About trichromatic colour vision (Trichromacy)

Trichromatic colour theory explains how the human eye perceives colour.

  • Trichromatic colour theory is based on the existence of three types of light-sensitive cone cells in the retina, each responsive to a different range of colours.
  • The colours we perceive result from the combined responses of all three types of cones.
  • The sensitivity of cone cells forms the physiological basis for trichromatic colour vision in humans.
  • The ability to see colour stems from interactions among the three types of cones, with each cone exhibiting a preference for specific wavelengths within the visible spectrum.
  • The three cone types are denoted by the initials L (responsive to long wavelengths), M (responsive to medium wavelengths), and S (responsive to short wavelengths).
    • L-type cones exhibit the highest responsiveness to light with long wavelengths, favouring wavelengths around 560 nm.
    • M-type cones exhibit the highest responsiveness to light with medium wavelengths, favouring wavelengths around 530 nm.
    • S-type cones exhibit the highest responsiveness to light with short wavelengths, favouring wavelengths around 420 nm.
Related diagrams

Each diagram below can be viewed on its own page with a full explanation.

References

A colour wheel is a diagram based on a circle divided into segments. The minimum number of segments is three with a primary colour in each. Segments added between the primaries can then be used to explore the result of mixing adjacent pairs of primary colours together. Additional segments can then be added between all the existing segments to explore the result of mixing further pairs of adjacent colours.
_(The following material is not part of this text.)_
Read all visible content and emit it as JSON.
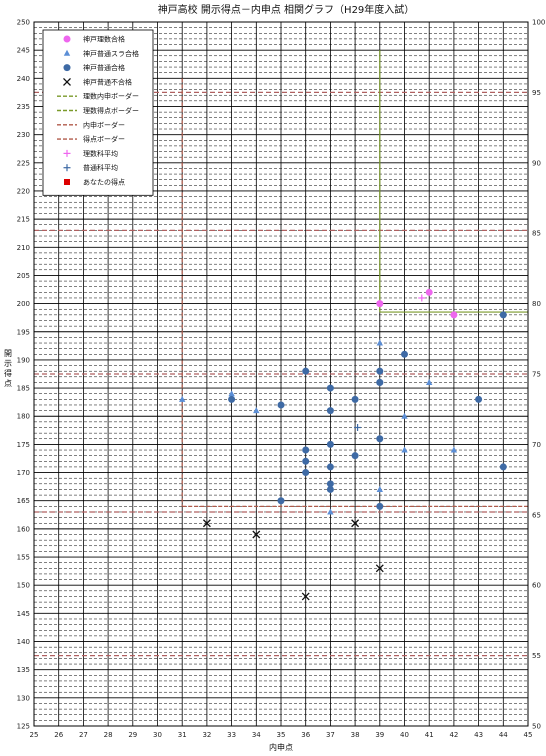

  • The human eye, and so human perception, is tuned to the visible spectrum and so to spectral colours between red and violet. It is the sensitivity of the eye to this small part of the electromagnetic spectrum that results in the perception of rainbow colours.
  • Colour wheels are often used in technologies which reproduce colour in ways that match the light sensitivity of the three different types of cone cells and the rod cells in the human eye.
  • Colour wheels exploring additive colour models and subtractive colour models use different sets of primary colours.
  • An RGB colour wheel, used to explore additive mixing of light, starts with red, green and blue primary colours.
  • The colours produced in between the primary colours in a colour wheel are called secondary colours.
  • The colours produced in between the secondary colours in a colour wheel are called tertiary colours.
  • A CMY colour wheel, used to explore subtractive mixing of pigments and inks (used in digital printing) starts with cyan, magenta and yellow primary colours.
  • An RYB colour wheel used to explore the subtractive mixing of art pigments and paints starts with red, yellow and blue primaries.
  • The colour wheels described above all depend on trichromatic colour vision which involves three receptor types (cone cells) processing colour stimuli.